Upon completion of his residency, Dr. Gayle served as a faculty physician and Director of HIV Services at MedStar Franklin Square Family Medicine Residency Program in the greater Baltimore area.
He then joined a team at the University of Maryland’s Institute of Human Virology that focused on community-based research examining the relationship between Opioid Use Disorder and HIV/Hepatitis C.
“One of the requirements for insurance coverage of treatment was sobriety for several months,” Dr. Gayle said. “However, that resulted in people getting sicker while trying – so our team examined the effectiveness of providing treatment while people were receiving addiction care.”
Dr. Gayle said joining a research team with stable funding and an enthusiastic mentor in Dr. Sarah Kattakuzhy was a huge advantage.

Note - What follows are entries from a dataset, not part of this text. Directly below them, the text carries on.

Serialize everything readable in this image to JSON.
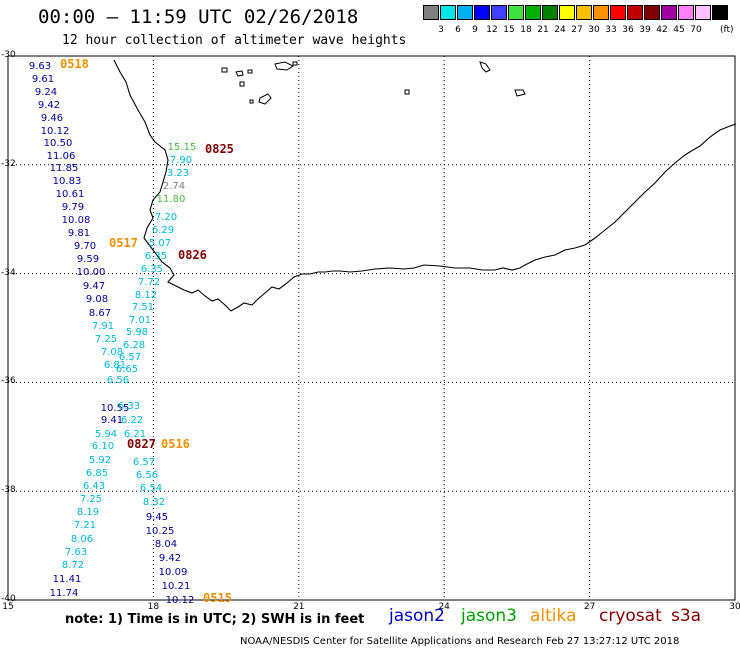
{
  "header": {
    "title": "00:00 – 11:59 UTC 02/26/2018",
    "subtitle": "12 hour collection of altimeter wave heights"
  },
  "color_scale": {
    "colors": [
      "#808080",
      "#00e5e5",
      "#00b0f0",
      "#0000ff",
      "#4040ff",
      "#40e040",
      "#00b000",
      "#008000",
      "#ffff00",
      "#ffc000",
      "#ff9000",
      "#ff0000",
      "#c00000",
      "#800000",
      "#a000a0",
      "#ff80ff",
      "#ffc0ff",
      "#000000"
    ],
    "labels": [
      "3",
      "6",
      "9",
      "12",
      "15",
      "18",
      "21",
      "24",
      "27",
      "30",
      "33",
      "36",
      "39",
      "42",
      "45",
      "70"
    ],
    "unit": "(ft)"
  },
  "axes": {
    "lon_labels": [
      "15",
      "18",
      "21",
      "24",
      "27",
      "30"
    ],
    "lat_labels": [
      "-30",
      "-32",
      "-34",
      "-36",
      "-38",
      "-40"
    ]
  },
  "observations": {
    "colors": {
      "jason2": "#0000c0",
      "jason3": "#00a000",
      "altika": "#f09000",
      "cryosat": "#800000",
      "s3a": "#800000",
      "swh_blue": "#000090",
      "swh_cyan": "#00b8d8",
      "swh_gray": "#808080",
      "swh_green": "#40c040"
    },
    "track_a": [
      "9.63",
      "9.61",
      "9.24",
      "9.42",
      "9.46",
      "10.12",
      "10.50",
      "11.06",
      "11.85",
      "10.83",
      "10.61",
      "9.79",
      "10.08",
      "9.81",
      "9.70",
      "9.59",
      "10.00",
      "9.47",
      "9.08",
      "8.67",
      "7.91",
      "7.25",
      "7.08",
      "6.81",
      "6.56",
      "10.55",
      "9.41",
      "5.94",
      "6.10",
      "5.92",
      "6.85",
      "6.43",
      "7.25",
      "8.19",
      "7.21",
      "8.06",
      "7.63",
      "8.72",
      "11.41",
      "11.74"
    ],
    "track_b": [
      "15.15",
      "7.90",
      "3.23",
      "2.74",
      "11.80",
      "7.20",
      "6.29",
      "5.07",
      "6.35",
      "6.35",
      "7.72",
      "8.12",
      "7.51",
      "7.01",
      "5.98",
      "6.28",
      "6.57",
      "6.65",
      "6.33",
      "6.22",
      "6.21",
      "6.57",
      "6.56",
      "6.54",
      "8.32",
      "9.45",
      "10.25",
      "8.04",
      "9.42",
      "10.09",
      "10.21",
      "10.12"
    ],
    "times": [
      "0518",
      "0825",
      "0517",
      "0826",
      "0827",
      "0516",
      "0515"
    ]
  },
  "footer": {
    "note": "note:  1) Time is in UTC;  2) SWH is in feet",
    "satellites": [
      "jason2",
      "jason3",
      "altika",
      "cryosat",
      "s3a"
    ],
    "credit": "NOAA/NESDIS Center for Satellite Applications and Research     Feb 27 13:27:12 UTC 2018"
  }
}
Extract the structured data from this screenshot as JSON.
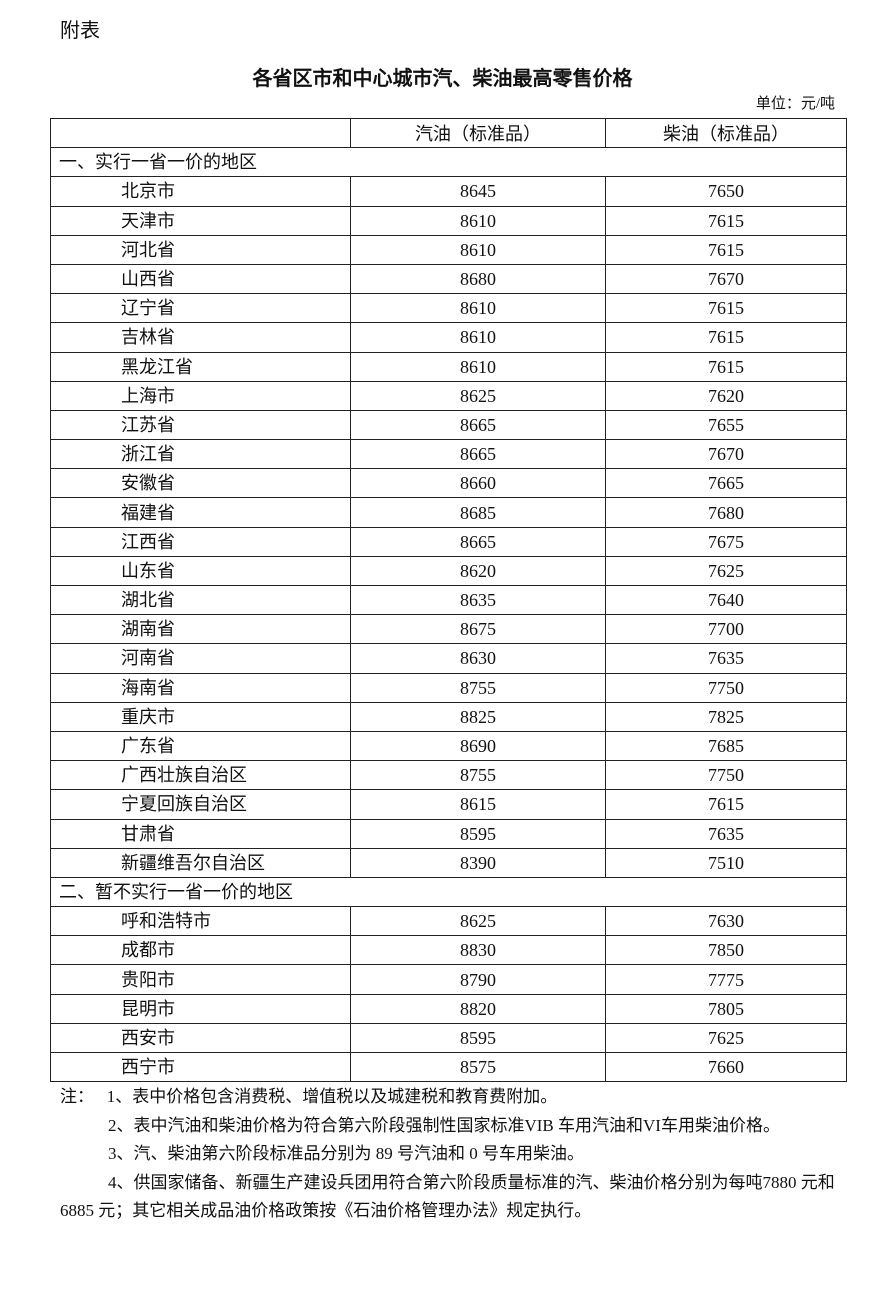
{
  "attachment_label": "附表",
  "title": "各省区市和中心城市汽、柴油最高零售价格",
  "unit": "单位：元/吨",
  "table": {
    "headers": [
      "",
      "汽油（标准品）",
      "柴油（标准品）"
    ],
    "sections": [
      {
        "label": "一、实行一省一价的地区",
        "rows": [
          {
            "region": "北京市",
            "gasoline": "8645",
            "diesel": "7650"
          },
          {
            "region": "天津市",
            "gasoline": "8610",
            "diesel": "7615"
          },
          {
            "region": "河北省",
            "gasoline": "8610",
            "diesel": "7615"
          },
          {
            "region": "山西省",
            "gasoline": "8680",
            "diesel": "7670"
          },
          {
            "region": "辽宁省",
            "gasoline": "8610",
            "diesel": "7615"
          },
          {
            "region": "吉林省",
            "gasoline": "8610",
            "diesel": "7615"
          },
          {
            "region": "黑龙江省",
            "gasoline": "8610",
            "diesel": "7615"
          },
          {
            "region": "上海市",
            "gasoline": "8625",
            "diesel": "7620"
          },
          {
            "region": "江苏省",
            "gasoline": "8665",
            "diesel": "7655"
          },
          {
            "region": "浙江省",
            "gasoline": "8665",
            "diesel": "7670"
          },
          {
            "region": "安徽省",
            "gasoline": "8660",
            "diesel": "7665"
          },
          {
            "region": "福建省",
            "gasoline": "8685",
            "diesel": "7680"
          },
          {
            "region": "江西省",
            "gasoline": "8665",
            "diesel": "7675"
          },
          {
            "region": "山东省",
            "gasoline": "8620",
            "diesel": "7625"
          },
          {
            "region": "湖北省",
            "gasoline": "8635",
            "diesel": "7640"
          },
          {
            "region": "湖南省",
            "gasoline": "8675",
            "diesel": "7700"
          },
          {
            "region": "河南省",
            "gasoline": "8630",
            "diesel": "7635"
          },
          {
            "region": "海南省",
            "gasoline": "8755",
            "diesel": "7750"
          },
          {
            "region": "重庆市",
            "gasoline": "8825",
            "diesel": "7825"
          },
          {
            "region": "广东省",
            "gasoline": "8690",
            "diesel": "7685"
          },
          {
            "region": "广西壮族自治区",
            "gasoline": "8755",
            "diesel": "7750"
          },
          {
            "region": "宁夏回族自治区",
            "gasoline": "8615",
            "diesel": "7615"
          },
          {
            "region": "甘肃省",
            "gasoline": "8595",
            "diesel": "7635"
          },
          {
            "region": "新疆维吾尔自治区",
            "gasoline": "8390",
            "diesel": "7510"
          }
        ]
      },
      {
        "label": "二、暂不实行一省一价的地区",
        "rows": [
          {
            "region": "呼和浩特市",
            "gasoline": "8625",
            "diesel": "7630"
          },
          {
            "region": "成都市",
            "gasoline": "8830",
            "diesel": "7850"
          },
          {
            "region": "贵阳市",
            "gasoline": "8790",
            "diesel": "7775"
          },
          {
            "region": "昆明市",
            "gasoline": "8820",
            "diesel": "7805"
          },
          {
            "region": "西安市",
            "gasoline": "8595",
            "diesel": "7625"
          },
          {
            "region": "西宁市",
            "gasoline": "8575",
            "diesel": "7660"
          }
        ]
      }
    ]
  },
  "notes": {
    "prefix": "注：",
    "items": [
      "1、表中价格包含消费税、增值税以及城建税和教育费附加。",
      "2、表中汽油和柴油价格为符合第六阶段强制性国家标准VIB 车用汽油和VI车用柴油价格。",
      "3、汽、柴油第六阶段标准品分别为 89 号汽油和 0 号车用柴油。",
      "4、供国家储备、新疆生产建设兵团用符合第六阶段质量标准的汽、柴油价格分别为每吨7880 元和 6885 元；其它相关成品油价格政策按《石油价格管理办法》规定执行。"
    ]
  }
}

“Most clinicians do not have the opportunity to focus on research until they’re awarded a grant – which is largely dependent on prior success,” he said. “Finding a position that provides financial stability and a dedicated mentor willing to show you how to become a researcher is crucial, but it is also a huge barrier to diversity in the field.”
Finally, Dr. Gayle’s participation in NMF’s Diversity in Clinical Trials Research program encouraged him to engage in discussions and pursue employment with the Henry Jackson Foundation, where he currently serves as a research physician within the U.S. Military HIV Research Program.
Now, Dr. Gayle said more community engagement in clinical research is needed.
“Communities must be active in the design and conduct of studies,” he said. “That should be the standardized expectation for all research – and that is my future aspiration.”